A recent study shows that individuals without depression,unlike those with the condition, adapt to elevated everyday stress by changes in the response of the medial prefrontal cortex, a brain region involved in regulating the stress response.

An inability to produce an adaptive response to elevated everyday stress may lead to depression.

The extent of this inability to produce an adaptive response to stress may predict deficits in daily functioning.

Major depressive disorder (MDD), also known as clinical depression, is one of the most common mental health conditions in the United States.

According to the National Institute of Mental Health (NIMH), approximately 7.1% of adults had a depressive episode in 2017.

Furthermore, recent researchTrusted Source carried out by the Centers for Disease Control and Prevention (CDC) suggests the stress of the current COVID-19 pandemic may be associated with an increase in self-reported depression and anxiety symptoms, particularly in adults under 30 years old.

Experiencing stress over a prolonged period, such as during the pandemic, is associated with the development of depression.

One of the major symptoms of depression includes anhedonia, or the inability to anticipate or feel pleasure.

However, researchers do not have a comprehensive understanding of how chronic stress leads to depression or the accompanying symptoms of anhedonia.

Evidence suggests that the medial prefrontal cortex (mPFC), a brain region involved in processing reward and regulating the stress response, may be involved in mediating these effects of chronic stress.

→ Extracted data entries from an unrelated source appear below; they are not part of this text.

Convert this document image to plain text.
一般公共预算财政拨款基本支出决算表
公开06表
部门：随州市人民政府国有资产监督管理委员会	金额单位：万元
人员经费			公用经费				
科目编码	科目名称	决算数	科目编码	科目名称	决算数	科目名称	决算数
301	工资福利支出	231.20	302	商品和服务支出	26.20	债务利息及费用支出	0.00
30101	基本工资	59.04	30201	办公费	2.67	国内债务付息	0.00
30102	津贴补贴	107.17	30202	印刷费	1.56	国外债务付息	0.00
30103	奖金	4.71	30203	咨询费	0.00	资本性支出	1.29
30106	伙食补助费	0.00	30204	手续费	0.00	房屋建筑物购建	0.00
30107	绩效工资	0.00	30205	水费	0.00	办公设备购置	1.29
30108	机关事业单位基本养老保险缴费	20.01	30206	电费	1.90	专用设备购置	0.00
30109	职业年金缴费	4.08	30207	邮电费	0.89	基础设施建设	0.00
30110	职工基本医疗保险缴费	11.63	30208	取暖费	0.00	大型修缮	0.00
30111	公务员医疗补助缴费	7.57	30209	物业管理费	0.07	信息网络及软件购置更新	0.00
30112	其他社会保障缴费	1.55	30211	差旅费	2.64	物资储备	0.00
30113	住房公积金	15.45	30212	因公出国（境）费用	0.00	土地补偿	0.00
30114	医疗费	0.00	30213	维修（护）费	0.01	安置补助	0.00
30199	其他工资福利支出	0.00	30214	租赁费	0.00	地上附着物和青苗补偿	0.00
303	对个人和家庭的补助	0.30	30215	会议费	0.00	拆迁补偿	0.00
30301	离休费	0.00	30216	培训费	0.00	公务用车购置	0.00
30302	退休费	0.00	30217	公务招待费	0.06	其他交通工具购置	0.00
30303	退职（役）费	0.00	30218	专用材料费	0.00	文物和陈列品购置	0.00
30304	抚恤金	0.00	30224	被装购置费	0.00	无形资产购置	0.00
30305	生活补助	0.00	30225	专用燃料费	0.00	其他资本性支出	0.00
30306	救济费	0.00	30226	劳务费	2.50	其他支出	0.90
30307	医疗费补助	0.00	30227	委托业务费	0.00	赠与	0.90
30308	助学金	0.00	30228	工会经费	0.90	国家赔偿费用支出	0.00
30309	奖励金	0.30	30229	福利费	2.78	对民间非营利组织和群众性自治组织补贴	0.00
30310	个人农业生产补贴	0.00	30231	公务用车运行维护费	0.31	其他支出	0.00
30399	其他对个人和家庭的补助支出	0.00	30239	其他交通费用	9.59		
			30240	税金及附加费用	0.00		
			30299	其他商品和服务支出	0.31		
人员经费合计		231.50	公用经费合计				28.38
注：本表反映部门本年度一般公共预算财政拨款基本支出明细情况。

While the mPFC is involved in regulating the stress response, acute and chronic stress also elicit changes in the mPFC.

Studies in rodents have shown that glutamate, an excitatory neurotransmitter, is released by neurons in the mPFC during acute stress.

However, rodents exposed to chronic stress exhibit lower levels of glutamate release in the mPFC when faced with a new acute stressful event.

Scientists think that such a reduction in the mPFC glutamate response due to chronic stress could be a protective adaptation to stress.

StudiesTrusted Source had already shown that mPFC glutamate activity is altered in depression.